Federation of Israeli Chambers of Commerce President Uriel Lynn, however, on Wednesday, called on Fischer to bring the interest rate back down.
"There is no economic justification for burdening the economy further, seeing the slow-down in business activity in the North and the heavy economic costs on households and businesses in that region, and it would be preferable to relieve the market as long as there is no risk of damaging stability," he said. "Furthermore, one must remember that the Bank of Israel will maintain a degree of freedom to raise the interest rate again if the war expands beyond its current dimensions or if a change occurs in the economy's stability."
Fischer, meanwhile, told reporters tourism most likely would be affected throughout the country to some extent "and recovery will be gradual." While most industries are expected to bounce back more quickly once fighting ceases, tourism will continue to suffer negative effects even after hostilities end, bringing total damage to the industry to about NIS 1b., he estimated.
Due to an apparent need to either raise defense spending - "or at least not cut the defense budget" - the State will have to make decisions based on priorities, Fischer said, reiterating the need to meet fiscal targets, in any event. Social spending increases, for instance, would likely either have to be reduced somewhat or spread over a longer term but not canceled entirely, he said.
"If defense spending is needed, then we will have to cut in other places."
Given the 6% annualized GDP growth rate in the first and second quarters, even if economic growth stalls, averaging 0% for the second half of 2006, the economy still will have grown about 4.5% for the whole year, he indicated, but added that it was "reasonable to expect" that the economy would do better than that despite the war.

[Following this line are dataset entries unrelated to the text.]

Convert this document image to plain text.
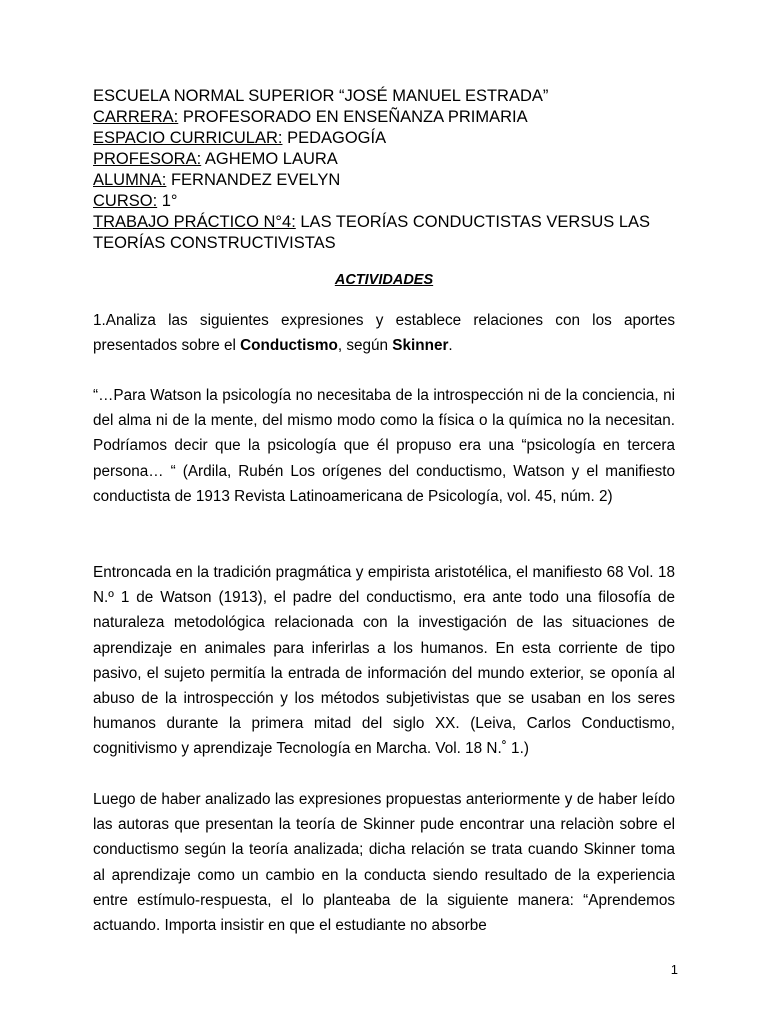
ESCUELA NORMAL SUPERIOR “JOSÉ MANUEL ESTRADA”
CARRERA: PROFESORADO EN ENSEÑANZA PRIMARIA
ESPACIO CURRICULAR: PEDAGOGÍA
PROFESORA: AGHEMO LAURA
ALUMNA: FERNANDEZ EVELYN
CURSO: 1°
TRABAJO PRÁCTICO N°4: LAS TEORÍAS CONDUCTISTAS VERSUS LAS TEORÍAS CONSTRUCTIVISTAS
ACTIVIDADES
1.Analiza las siguientes expresiones y establece relaciones con los aportes presentados sobre el Conductismo, según Skinner.
“…Para Watson la psicología no necesitaba de la introspección ni de la conciencia, ni del alma ni de la mente, del mismo modo como la física o la química no la necesitan. Podríamos decir que la psicología que él propuso era una “psicología en tercera persona… “ (Ardila, Rubén Los orígenes del conductismo, Watson y el manifiesto conductista de 1913 Revista Latinoamericana de Psicología, vol. 45, núm. 2)
Entroncada en la tradición pragmática y empirista aristotélica, el manifiesto 68 Vol. 18 N.º 1 de Watson (1913), el padre del conductismo, era ante todo una filosofía de naturaleza metodológica relacionada con la investigación de las situaciones de aprendizaje en animales para inferirlas a los humanos. En esta corriente de tipo pasivo, el sujeto permitía la entrada de información del mundo exterior, se oponía al abuso de la introspección y los métodos subjetivistas que se usaban en los seres humanos durante la primera mitad del siglo XX. (Leiva, Carlos Conductismo, cognitivismo y aprendizaje Tecnología en Marcha. Vol. 18 N.˚ 1.)
Luego de haber analizado las expresiones propuestas anteriormente y de haber leído las autoras que presentan la teoría de Skinner pude encontrar una relaciòn sobre el conductismo según la teoría analizada; dicha relación se trata cuando Skinner toma al aprendizaje como un cambio en la conducta siendo resultado de la experiencia entre estímulo-respuesta, el lo planteaba de la siguiente manera: “Aprendemos actuando. Importa insistir en que el estudiante no absorbe
1
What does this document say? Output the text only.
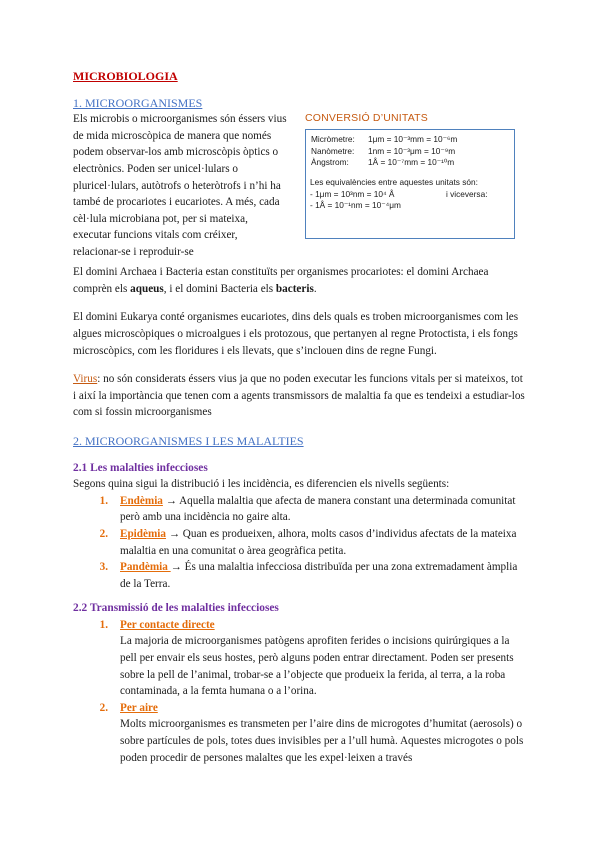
MICROBIOLOGIA
1. MICROORGANISMES

Els microbis o microorganismes són éssers vius de mida microscòpica de manera que només podem observar-los amb microscòpis òptics o electrònics. Poden ser unicel·lulars o pluricel·lulars, autòtrofs o heteròtrofs i n’hi ha també de procariotes i eucariotes. A més, cada cèl·lula microbiana pot, per si mateixa, executar funcions vitals com créixer, relacionar-se i reproduir-se

CONVERSIÓ D’UNITATS
Micròmetre:	1μm = 10⁻³mm = 10⁻⁶m
Nanòmetre:	1nm = 10⁻³μm = 10⁻⁹m
Àngstrom:	1Å = 10⁻⁷mm = 10⁻¹⁰m
Les equivalències entre aquestes unitats són:
- 1μm = 10³nm = 10⁴ Å	i viceversa:
- 1Å = 10⁻¹nm = 10⁻⁴μm

El domini Archaea i Bacteria estan constituïts per organismes procariotes: el domini Archaea comprèn els aqueus, i el domini Bacteria els bacteris.

El domini Eukarya conté organismes eucariotes, dins dels quals es troben microorganismes com les algues microscòpiques o microalgues i els protozous, que pertanyen al regne Protoctista, i els fongs microscòpics, com les floridures i els llevats, que s’inclouen dins de regne Fungi.

Virus: no són considerats éssers vius ja que no poden executar les funcions vitals per si mateixos, tot i així la importància que tenen com a agents transmissors de malaltia fa que es tendeixi a estudiar-los com si fossin microorganismes

2. MICROORGANISMES I LES MALALTIES
2.1 Les malalties infeccioses

Segons quina sigui la distribució i les incidència, es diferencien els nivells següents:

1.	Endèmia → Aquella malaltia que afecta de manera constant una determinada comunitat però amb una incidència no gaire alta.
2.	Epidèmia → Quan es produeixen, alhora, molts casos d’individus afectats de la mateixa malaltia en una comunitat o àrea geogràfica petita.
3.	Pandèmia → És una malaltia infecciosa distribuïda per una zona extremadament àmplia de la Terra.
2.2 Transmissió de les malalties infeccioses
1.	Per contacte directe

La majoria de microorganismes patògens aprofiten ferides o incisions quirúrgiques a la pell per envair els seus hostes, però alguns poden entrar directament. Poden ser presents sobre la pell de l’animal, trobar-se a l’objecte que produeix la ferida, al terra, a la roba contaminada, a la femta humana o a l’orina.

2.	Per aire

Molts microorganismes es transmeten per l’aire dins de microgotes d’humitat (aerosols) o sobre partícules de pols, totes dues invisibles per a l’ull humà. Aquestes microgotes o pols poden procedir de persones malaltes que les expel·leixen a través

On assumption that global growth continues and the fighting stops soon and with an outcome benefiting Israel's geopolitical standing, the economy likely will resume its fast rate of growth "well before" the end of the year, in which case there should be no fears about the 2007 budget and fiscal discipline for next year, Fischer said in response to reporters' questions.
Effects related to the level of confidence in the economy depend on how the fighting ends, he stressed, noting that it appeared that not all of Israel's objectives in the conflict would be achieved, increasing the importance of achieving an improved geopolitical situation nonetheless.
A worsening of the geopolitical situation following the war, he said, could cause an outflow of capital abroad by both Israelis and foreign investors, depreciating the shekel and boosting the risk premium further. Yet, positive macroeconomic and fiscal figures in the first half of the year, alongside the weakening dollar, suggest that the shekel will keep getting stronger, the governor noted.
The conflict area is home to 17.2% of Israel's employees, earning 15.5% of the country's total wages.
In a separate report released Wednesday, Fischer said the crisis in Gaza and subsequent outbreak of fighting in the North were expected to push short-term inflation above its previously expected level.
"The Bank of Israel, in conducting monetary policy in the coming months, will need to take into account both the possible rise in inflation and the likely slowdown in activity," he said in the report.
To reporters, Fischer explained that in a situation of simultaneous inflation and falling output - typically encountered during a "supply shock" scenario - decision makers are required to "choose [their] trade-offs," with the knowledge that any decision would hurt either the demand side or supply side of the economy. "This is the difficult part of economic policy," he said.
The consumer price index (CPI) rose 1.6% in the first half of the year, bringing inflation over the past 12 months to 3.5%, in excess of the price stability target range of 1%-3%.